De la même façon, la vision indopacifique française qui s'étend aux côtes africaines et au nord-ouest de l'océan indien apparaît parfois peu lisible aux pays qui revendiquent leur centralité dans l'Indopacifique, notamment les pays de l'Asean comme les déplacements du groupe de travail ont permis de le constater. Ces pays, formant le 5ème « bloc économique » mondial52(*) sont davantage demandeurs de développement du libre-échange que de sécurité dans l'océan Indien, si loin de leurs intérêts. La tyrannie des distances s'impose de nouveau, 6 500 km séparant Jakarta du nord-ouest de l'océan Indien. Les États-Unis n'incluent pas non plus ces zones dans leur stratégie indopacifique mais reconnaissent à la France un rôle de pourvoyeur de sécurité à jouer dans ces secteurs selon les auditions menées dans le cadre de la préparation de ce rapport. Il n'est pas exclu que cela serve également le dessein américain d'accentuer son pivot stratégique asiatique en incitant d'autres pays à intervenir au Proche-Orient.
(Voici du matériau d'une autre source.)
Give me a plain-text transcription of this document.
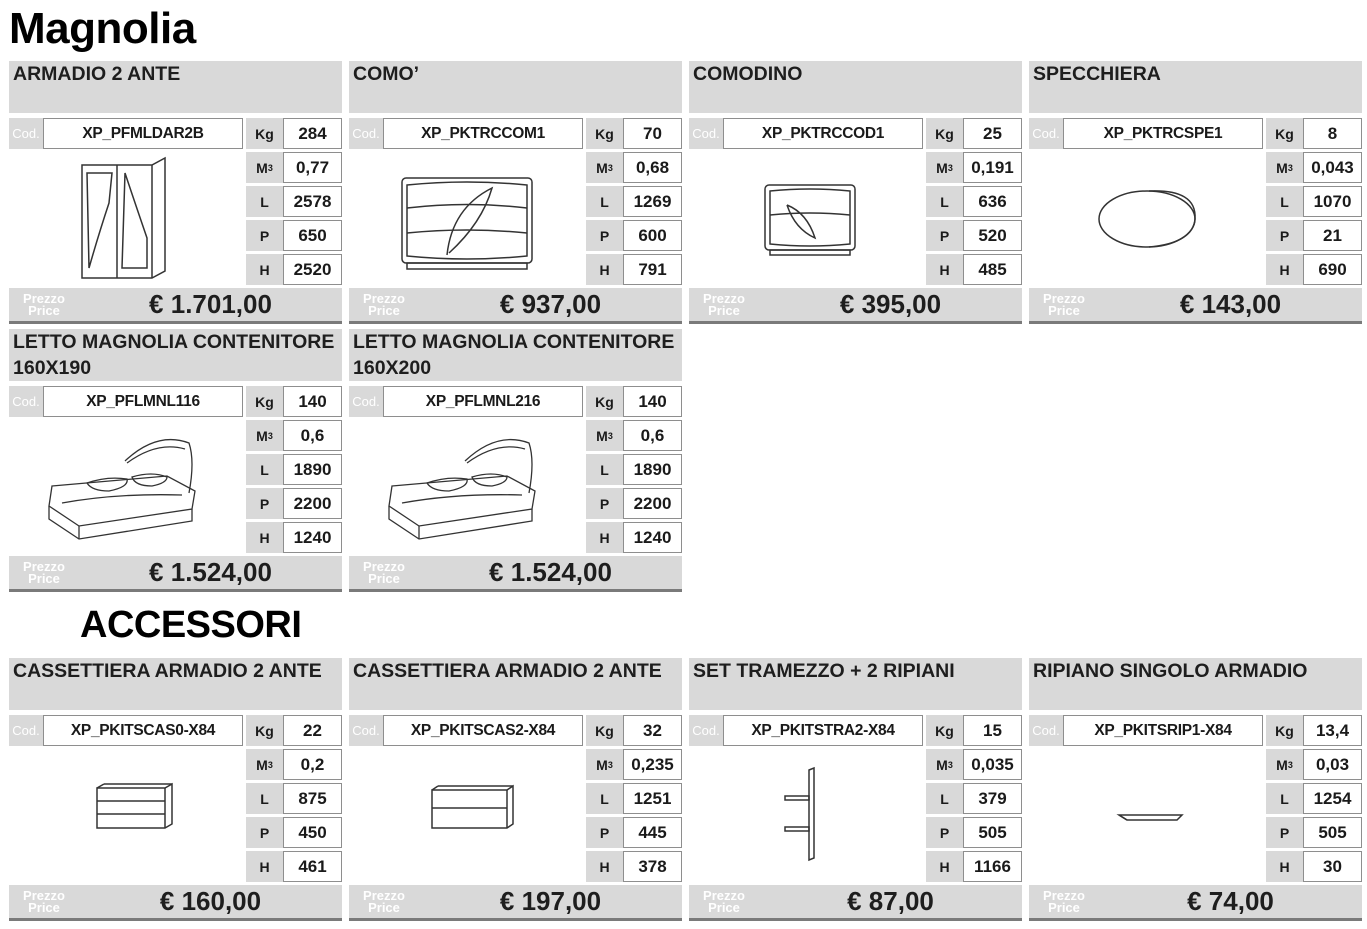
Magnolia
ACCESSORI
ARMADIO 2 ANTE
Cod.	XP_PFMLDAR2B	Kg	284
M 3	0,77
L	2578
P	650
H	2520
Prezzo
Price	€ 1.701,00
COMO’
Cod.	XP_PKTRCCOM1	Kg	70
M 3	0,68
L	1269
P	600
H	791
Prezzo
Price	€ 937,00
COMODINO
Cod.	XP_PKTRCCOD1	Kg	25
M 3	0,191
L	636
P	520
H	485
Prezzo
Price	€ 395,00
SPECCHIERA
Cod.	XP_PKTRCSPE1	Kg	8
M 3	0,043
L	1070
P	21
H	690
Prezzo
Price	€ 143,00
LETTO MAGNOLIA CONTENITORE 160X190
Cod.	XP_PFLMNL116	Kg	140
M 3	0,6
L	1890
P	2200
H	1240
Prezzo
Price	€ 1.524,00
LETTO MAGNOLIA CONTENITORE 160X200
Cod.	XP_PFLMNL216	Kg	140
M 3	0,6
L	1890
P	2200
H	1240
Prezzo
Price	€ 1.524,00
CASSETTIERA ARMADIO 2 ANTE
Cod.	XP_PKITSCAS0-X84	Kg	22
M 3	0,2
L	875
P	450
H	461
Prezzo
Price	€ 160,00
CASSETTIERA ARMADIO 2 ANTE
Cod.	XP_PKITSCAS2-X84	Kg	32
M 3	0,235
L	1251
P	445
H	378
Prezzo
Price	€ 197,00
SET TRAMEZZO + 2 RIPIANI
Cod.	XP_PKITSTRA2-X84	Kg	15
M 3	0,035
L	379
P	505
H	1166
Prezzo
Price	€ 87,00
RIPIANO SINGOLO ARMADIO
Cod.	XP_PKITSRIP1-X84	Kg	13,4
M 3	0,03
L	1254
P	505
H	30
Prezzo
Price	€ 74,00
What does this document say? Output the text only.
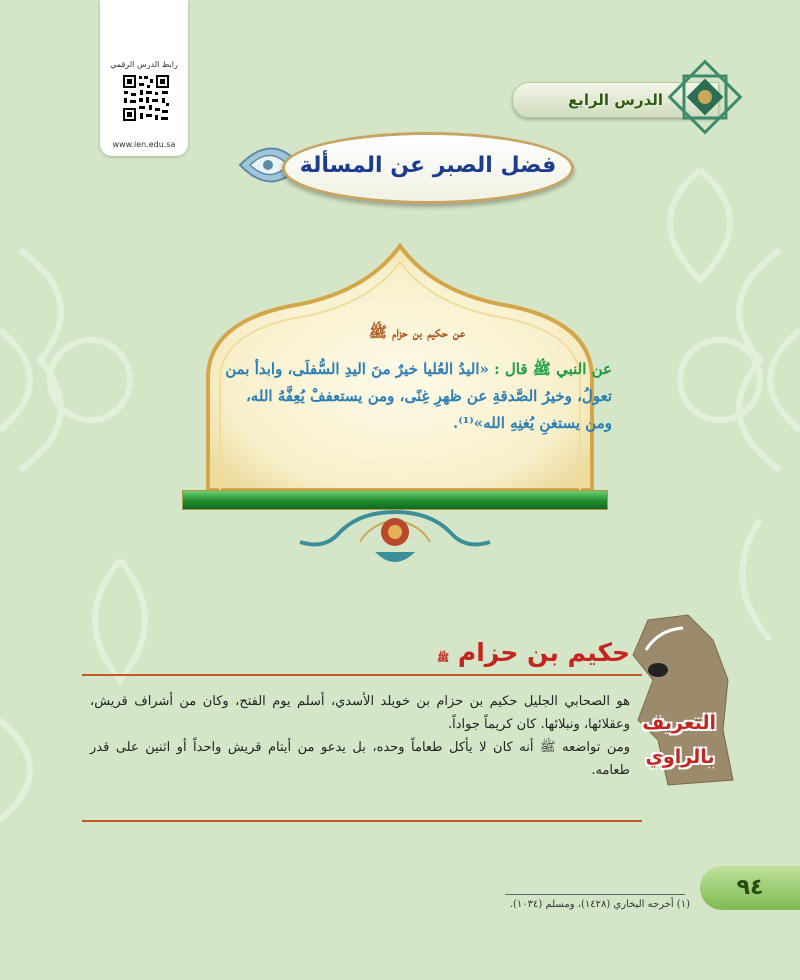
رابط الدرس الرقمي
www.ien.edu.sa
الدرس الرابع
فضل الصبر عن المسألة
عن حكيم بن حزام ﷺ
عن النبي ﷺ قال : «اليدُ العُليا خيرٌ منَ اليدِ السُّفلَى، وابدأ بمن تعولُ، وخيرُ الصَّدقةِ عن ظهرِ غِنًى، ومن يستعففْ يُعِفَّهُ الله، ومن يستغنِ يُغنِهِ الله»⁽¹⁾.
حكيم بن حزام ﷺ

هو الصحابي الجليل حكيم بن حزام بن خويلد الأسدي، أسلم يوم الفتح، وكان من أشراف قريش، وعقلائها، ونبلائها. كان كريماً جواداً.

ومن تواضعه ﷺ أنه كان لا يأكل طعاماً وحده، بل يدعو من أيتام قريش واحداً أو اثنين على قدر طعامه.

التعريف
بالراوي
٩٤
(١) أخرجه البخاري (١٤٢٨)، ومسلم (١٠٣٤).
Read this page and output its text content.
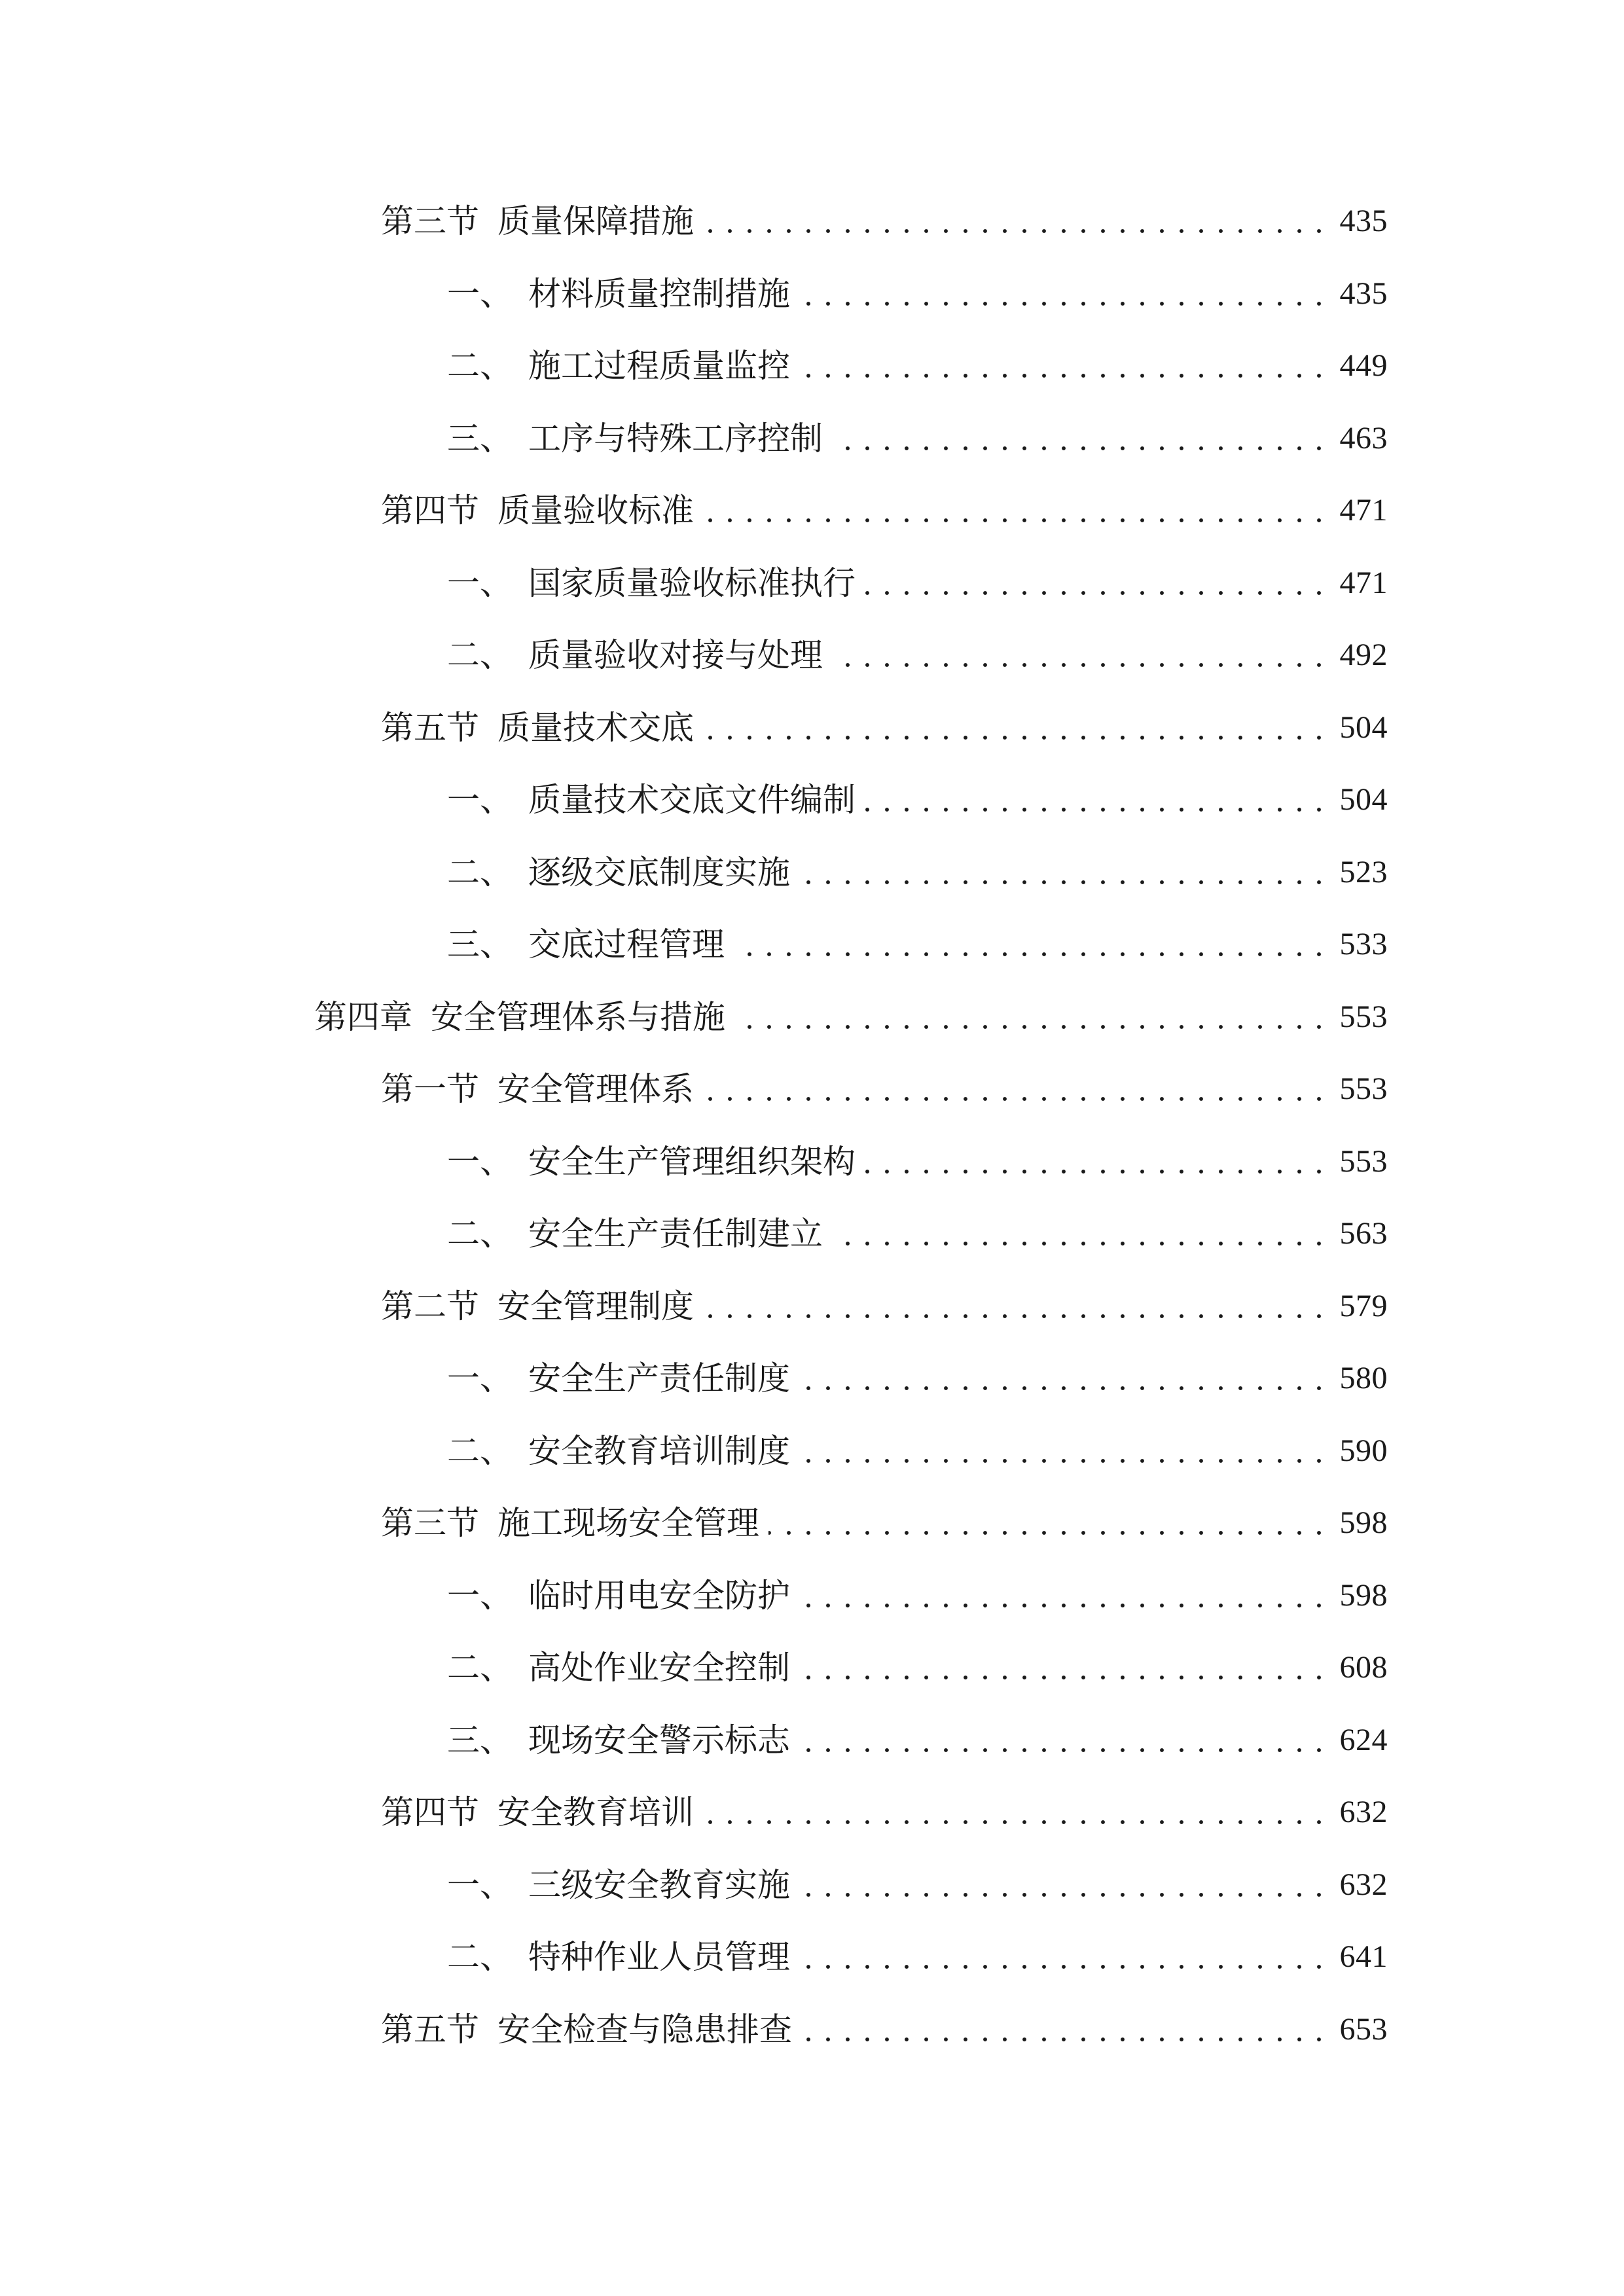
第三节 质量保障措施	435
一、 材料质量控制措施	435
二、 施工过程质量监控	449
三、 工序与特殊工序控制	463
第四节 质量验收标准	471
一、 国家质量验收标准执行	471
二、 质量验收对接与处理	492
第五节 质量技术交底	504
一、 质量技术交底文件编制	504
二、 逐级交底制度实施	523
三、 交底过程管理	533
第四章 安全管理体系与措施	553
第一节 安全管理体系	553
一、 安全生产管理组织架构	553
二、 安全生产责任制建立	563
第二节 安全管理制度	579
一、 安全生产责任制度	580
二、 安全教育培训制度	590
第三节 施工现场安全管理	598
一、 临时用电安全防护	598
二、 高处作业安全控制	608
三、 现场安全警示标志	624
第四节 安全教育培训	632
一、 三级安全教育实施	632
二、 特种作业人员管理	641
第五节 安全检查与隐患排查	653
Enfin, des impensés marquent encore la stratégie indopacifique française de l'ouest à l'est de la zone :

- alors que la stratégie française englobe le nord-ouest de l'océan Indien, elle s'appuie sur des partenariats stratégiques avec l'Inde, l'Australie et le Japon. La relation privilégiée qui se tisse avec l'Inde doit faire l'objet d'une attention particulière53(*). Elle ne doit pas conduire à sous-estimer l'importance du Pakistan dans l'équilibre régional de l'Asie du Sud, mais aussi dans l'accès aux nouvelles voies maritimes commerciales et stratégiques. Les efforts en faveur de la reconstruction d'un dialogue entre la France et le Pakistan ne doivent pas être relâchés54(*),

- la question de Taïwan ne doit pas être éludée. Si le pouvoir exécutif « a invisibilisé Taïwan dans sa communication diplomatique (...) 55(*)», le Sénat a pour sa part adopté, à l'unanimité, le 6 mai 2021 une proposition de résolution en application de l'article 34-1 de la Constitution, en faveur de l'association de Taïwan aux travaux de plusieurs organisations internationales56(*). Il s'agissait de l'Organisation mondiale de la santé, d'Interpol, de l'Organisation de l'aviation civile internationale et de la Convention-cadre des Nations unies sur les changements climatiques. Les Sénateurs ont par le vote de ce texte rappelé leur attachement à inclure Taiwan, pour le profit de la communauté internationale, dans ces organisations multilatérales oeuvrant à la sécurité et à la préservation de l'environnement. La Revue stratégique nationale 2022 fait mention du statut quo dans le détroit de Taïwan57(*) et la France s'exprime sur le sujet de « manière multilatérale (avec le G7 et l'UE), bilatérale (avec le Japon et l'Australie) et, enfin, unilatérale pour s'opposer à toute modification unilatérale du statu quo par la force dans le détroit de Taïwan58(*) ». La stratégie de la France dans l'Indopacifique pourrait renforcer certaines coopérations, notamment dans le cadre de programmes de protection de l'environnement avec Taïwan.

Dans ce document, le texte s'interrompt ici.